Born in Clarendon, Jamaica, Emmanuel-Jones was surrounded by people working the land, which formed the basis for his passion for farming and the outdoors.
His family moved to the UK in the 50s, a move Emmanuel-Jones describes as entrepreneurial in itself, and settled in Small Heath, a run-down suburb of Birmingham.
The oldest of nine children, he said: “My dad owned an allotment and as the oldest son, it was my job to look after it.
"I was 11 and I made a promise to myself that I would have my own farm one day and everything I did would be towards me achieving that goal.”
Emmanuel-Jones was a difficult student. He’s dyslexic and proved to be unruly in the classroom and this attitude followed him when he left school with no qualifications at 16 to join the Army.
After a year of “rubbing up” superiors the wrong way and being a “mouthy git”, Emmanuel-Jones was given a dishonourable discharge.
He said: “I was told I would end up in prison and my life was going in the direction many had predicted.
“There was only one avenue left open to me at that time – catering.”
He trained as a chef at a time when the profession wasn’t so glamorous and found that it was something he loved.
However, with his dream still nagging him, he enrolled in a training scheme to become a television producer.
He said: “People said I was crazy to try, but I will always remember two things my father taught me – always be ruthlessly focused and have a positive attitude.
“You can do anything if you stick to those two rules and I’ve always been lucky enough to have people go out of their way to help me.”
He took a copy of the Radio Times and wrote to 250 television programmes asking for experience. None wrote back.
He called them all and no one would take his calls. It took 18 months of persistence before he managed to meet with the BBC.
He said: “I was told I didn’t have the right attitude or education, but for some reason they had the courage to employ me as a runner on a three- month contract.”

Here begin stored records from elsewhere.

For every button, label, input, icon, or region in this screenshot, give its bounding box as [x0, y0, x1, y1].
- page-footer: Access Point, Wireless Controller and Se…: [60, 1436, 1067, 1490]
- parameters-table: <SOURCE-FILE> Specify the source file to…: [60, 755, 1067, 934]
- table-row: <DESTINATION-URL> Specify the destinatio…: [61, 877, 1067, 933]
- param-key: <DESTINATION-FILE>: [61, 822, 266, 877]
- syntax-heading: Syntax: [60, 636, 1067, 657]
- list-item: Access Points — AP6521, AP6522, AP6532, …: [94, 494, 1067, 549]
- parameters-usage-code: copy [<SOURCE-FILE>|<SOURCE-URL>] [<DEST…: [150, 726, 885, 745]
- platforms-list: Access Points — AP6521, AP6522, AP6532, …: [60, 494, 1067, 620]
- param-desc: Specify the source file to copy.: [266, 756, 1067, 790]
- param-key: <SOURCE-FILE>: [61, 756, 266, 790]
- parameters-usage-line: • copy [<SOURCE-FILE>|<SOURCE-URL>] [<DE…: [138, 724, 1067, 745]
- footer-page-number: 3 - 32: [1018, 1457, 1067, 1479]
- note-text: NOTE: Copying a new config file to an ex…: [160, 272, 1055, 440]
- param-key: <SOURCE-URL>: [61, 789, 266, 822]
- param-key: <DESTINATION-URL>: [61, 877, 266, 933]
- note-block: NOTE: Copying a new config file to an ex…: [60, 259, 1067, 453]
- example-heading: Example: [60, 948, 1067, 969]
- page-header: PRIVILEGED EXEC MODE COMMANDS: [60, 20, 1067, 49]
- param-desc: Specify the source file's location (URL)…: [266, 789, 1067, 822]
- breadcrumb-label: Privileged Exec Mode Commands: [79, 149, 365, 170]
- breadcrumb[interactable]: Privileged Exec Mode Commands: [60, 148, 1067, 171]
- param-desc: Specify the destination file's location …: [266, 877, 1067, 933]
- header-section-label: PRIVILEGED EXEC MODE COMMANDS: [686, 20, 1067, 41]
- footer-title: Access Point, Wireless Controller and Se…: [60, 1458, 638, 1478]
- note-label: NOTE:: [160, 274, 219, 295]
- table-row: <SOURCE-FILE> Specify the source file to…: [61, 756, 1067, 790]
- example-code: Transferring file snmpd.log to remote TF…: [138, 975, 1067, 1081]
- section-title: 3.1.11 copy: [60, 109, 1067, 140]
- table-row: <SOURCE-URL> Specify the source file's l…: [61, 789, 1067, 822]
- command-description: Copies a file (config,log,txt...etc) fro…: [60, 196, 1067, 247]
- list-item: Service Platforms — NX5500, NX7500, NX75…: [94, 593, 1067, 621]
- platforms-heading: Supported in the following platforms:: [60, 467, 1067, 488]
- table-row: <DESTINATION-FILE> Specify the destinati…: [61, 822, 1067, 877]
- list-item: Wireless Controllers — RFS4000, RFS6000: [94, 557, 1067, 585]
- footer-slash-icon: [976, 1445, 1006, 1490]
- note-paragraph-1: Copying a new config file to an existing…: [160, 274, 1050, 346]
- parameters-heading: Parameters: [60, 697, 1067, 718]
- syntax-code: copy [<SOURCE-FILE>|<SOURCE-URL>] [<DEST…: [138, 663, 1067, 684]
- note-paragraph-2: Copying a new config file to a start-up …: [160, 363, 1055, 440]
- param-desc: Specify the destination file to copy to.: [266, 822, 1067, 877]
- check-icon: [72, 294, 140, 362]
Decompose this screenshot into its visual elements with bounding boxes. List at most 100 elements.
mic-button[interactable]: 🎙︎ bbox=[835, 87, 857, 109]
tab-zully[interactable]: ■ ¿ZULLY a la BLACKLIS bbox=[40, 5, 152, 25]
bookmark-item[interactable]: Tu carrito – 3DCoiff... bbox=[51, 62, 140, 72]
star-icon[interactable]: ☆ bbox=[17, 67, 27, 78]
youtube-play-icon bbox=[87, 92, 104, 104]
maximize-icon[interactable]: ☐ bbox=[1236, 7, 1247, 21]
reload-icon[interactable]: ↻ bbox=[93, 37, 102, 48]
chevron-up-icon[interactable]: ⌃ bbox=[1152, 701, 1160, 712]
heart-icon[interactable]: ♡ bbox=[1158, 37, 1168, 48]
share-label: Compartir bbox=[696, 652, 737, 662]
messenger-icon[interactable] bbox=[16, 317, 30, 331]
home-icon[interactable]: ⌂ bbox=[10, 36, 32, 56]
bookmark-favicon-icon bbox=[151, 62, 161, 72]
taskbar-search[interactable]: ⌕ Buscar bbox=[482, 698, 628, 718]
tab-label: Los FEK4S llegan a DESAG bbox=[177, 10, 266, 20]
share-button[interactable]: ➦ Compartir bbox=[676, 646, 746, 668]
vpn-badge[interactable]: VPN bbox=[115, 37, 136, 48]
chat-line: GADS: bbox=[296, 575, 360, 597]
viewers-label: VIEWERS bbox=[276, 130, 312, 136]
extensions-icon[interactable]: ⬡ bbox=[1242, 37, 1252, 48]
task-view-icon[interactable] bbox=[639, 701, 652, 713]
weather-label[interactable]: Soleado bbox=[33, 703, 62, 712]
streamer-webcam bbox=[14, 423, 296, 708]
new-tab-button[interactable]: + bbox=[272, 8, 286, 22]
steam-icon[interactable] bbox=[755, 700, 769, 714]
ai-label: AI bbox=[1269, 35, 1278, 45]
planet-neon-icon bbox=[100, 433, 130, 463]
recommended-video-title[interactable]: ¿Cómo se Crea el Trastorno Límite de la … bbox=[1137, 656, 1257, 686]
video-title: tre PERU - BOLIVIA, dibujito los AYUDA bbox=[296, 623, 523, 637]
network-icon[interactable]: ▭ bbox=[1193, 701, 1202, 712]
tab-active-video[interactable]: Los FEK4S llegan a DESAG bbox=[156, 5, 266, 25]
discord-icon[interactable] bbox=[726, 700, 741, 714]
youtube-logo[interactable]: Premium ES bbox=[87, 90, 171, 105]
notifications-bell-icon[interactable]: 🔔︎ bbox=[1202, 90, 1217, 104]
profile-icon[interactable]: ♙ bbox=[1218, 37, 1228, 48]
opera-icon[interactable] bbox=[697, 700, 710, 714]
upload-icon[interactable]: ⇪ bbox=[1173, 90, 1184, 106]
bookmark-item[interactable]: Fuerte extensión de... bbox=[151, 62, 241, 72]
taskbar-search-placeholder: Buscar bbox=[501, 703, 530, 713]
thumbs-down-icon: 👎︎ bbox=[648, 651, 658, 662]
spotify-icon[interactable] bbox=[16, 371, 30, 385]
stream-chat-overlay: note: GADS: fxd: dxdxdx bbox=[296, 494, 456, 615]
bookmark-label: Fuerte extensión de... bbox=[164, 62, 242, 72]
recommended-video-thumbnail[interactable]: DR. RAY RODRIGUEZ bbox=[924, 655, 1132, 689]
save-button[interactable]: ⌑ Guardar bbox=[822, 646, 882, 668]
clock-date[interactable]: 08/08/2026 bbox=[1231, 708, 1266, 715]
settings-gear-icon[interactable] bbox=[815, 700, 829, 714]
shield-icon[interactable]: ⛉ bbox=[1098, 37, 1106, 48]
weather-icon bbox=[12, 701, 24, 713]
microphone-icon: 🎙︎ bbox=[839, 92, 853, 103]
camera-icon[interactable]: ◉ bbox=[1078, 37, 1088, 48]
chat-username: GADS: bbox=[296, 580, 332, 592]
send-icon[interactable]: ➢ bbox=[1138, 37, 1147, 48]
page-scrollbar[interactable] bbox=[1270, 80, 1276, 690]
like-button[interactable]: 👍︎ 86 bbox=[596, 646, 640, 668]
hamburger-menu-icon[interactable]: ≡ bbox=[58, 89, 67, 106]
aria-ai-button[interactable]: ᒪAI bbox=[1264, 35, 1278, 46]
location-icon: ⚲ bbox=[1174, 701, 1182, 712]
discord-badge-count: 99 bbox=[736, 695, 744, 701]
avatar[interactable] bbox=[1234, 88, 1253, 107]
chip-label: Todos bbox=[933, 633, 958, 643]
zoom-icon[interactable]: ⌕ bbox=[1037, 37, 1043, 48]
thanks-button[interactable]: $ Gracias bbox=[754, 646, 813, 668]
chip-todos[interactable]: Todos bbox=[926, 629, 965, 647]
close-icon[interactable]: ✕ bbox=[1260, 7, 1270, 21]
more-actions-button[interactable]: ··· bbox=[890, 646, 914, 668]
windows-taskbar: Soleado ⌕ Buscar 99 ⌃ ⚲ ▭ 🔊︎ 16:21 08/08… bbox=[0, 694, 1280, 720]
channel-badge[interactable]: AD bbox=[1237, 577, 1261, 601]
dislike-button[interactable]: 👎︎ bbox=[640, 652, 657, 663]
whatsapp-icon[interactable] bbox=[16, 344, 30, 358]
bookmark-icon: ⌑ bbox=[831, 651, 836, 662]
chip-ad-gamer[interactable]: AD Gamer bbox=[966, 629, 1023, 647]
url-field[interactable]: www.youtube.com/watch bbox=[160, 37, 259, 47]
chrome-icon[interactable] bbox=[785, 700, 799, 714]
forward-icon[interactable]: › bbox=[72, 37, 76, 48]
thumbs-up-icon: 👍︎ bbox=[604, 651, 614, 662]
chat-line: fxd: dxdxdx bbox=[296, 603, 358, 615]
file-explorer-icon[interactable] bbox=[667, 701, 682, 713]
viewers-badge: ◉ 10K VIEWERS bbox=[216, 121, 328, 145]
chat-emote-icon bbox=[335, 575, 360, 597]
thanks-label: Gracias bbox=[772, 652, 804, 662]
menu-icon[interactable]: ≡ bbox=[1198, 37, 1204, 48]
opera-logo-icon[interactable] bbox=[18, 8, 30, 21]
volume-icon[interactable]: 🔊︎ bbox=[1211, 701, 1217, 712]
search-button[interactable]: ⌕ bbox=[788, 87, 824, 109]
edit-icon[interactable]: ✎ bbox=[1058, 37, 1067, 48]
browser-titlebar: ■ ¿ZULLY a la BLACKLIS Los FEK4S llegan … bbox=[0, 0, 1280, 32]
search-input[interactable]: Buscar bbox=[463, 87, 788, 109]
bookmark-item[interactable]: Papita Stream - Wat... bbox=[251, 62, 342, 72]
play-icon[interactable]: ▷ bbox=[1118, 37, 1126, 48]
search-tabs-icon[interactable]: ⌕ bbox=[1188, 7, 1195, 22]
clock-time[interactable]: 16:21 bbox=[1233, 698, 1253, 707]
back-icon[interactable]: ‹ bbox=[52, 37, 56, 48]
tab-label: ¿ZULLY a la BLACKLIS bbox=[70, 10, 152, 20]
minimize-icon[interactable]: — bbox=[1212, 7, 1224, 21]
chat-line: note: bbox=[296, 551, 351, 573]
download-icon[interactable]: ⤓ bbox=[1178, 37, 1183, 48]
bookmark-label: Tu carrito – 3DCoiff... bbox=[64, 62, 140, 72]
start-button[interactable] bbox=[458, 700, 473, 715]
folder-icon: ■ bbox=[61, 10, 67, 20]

That was the foot in the door Emmanuel-Jones needed. He stayed at the BBC, becoming a researcher and then producer for more than 10 years, working for Peter Bazalgette on the Food and Drink series.
Working with celebrity chefs and massive egos helped to mold Emmanuel-Jones’ business style.
He said: “Chefs are the sort of people that will take you outside to sort the problem out and they quickly found out I’m the sort of person who will oblige.”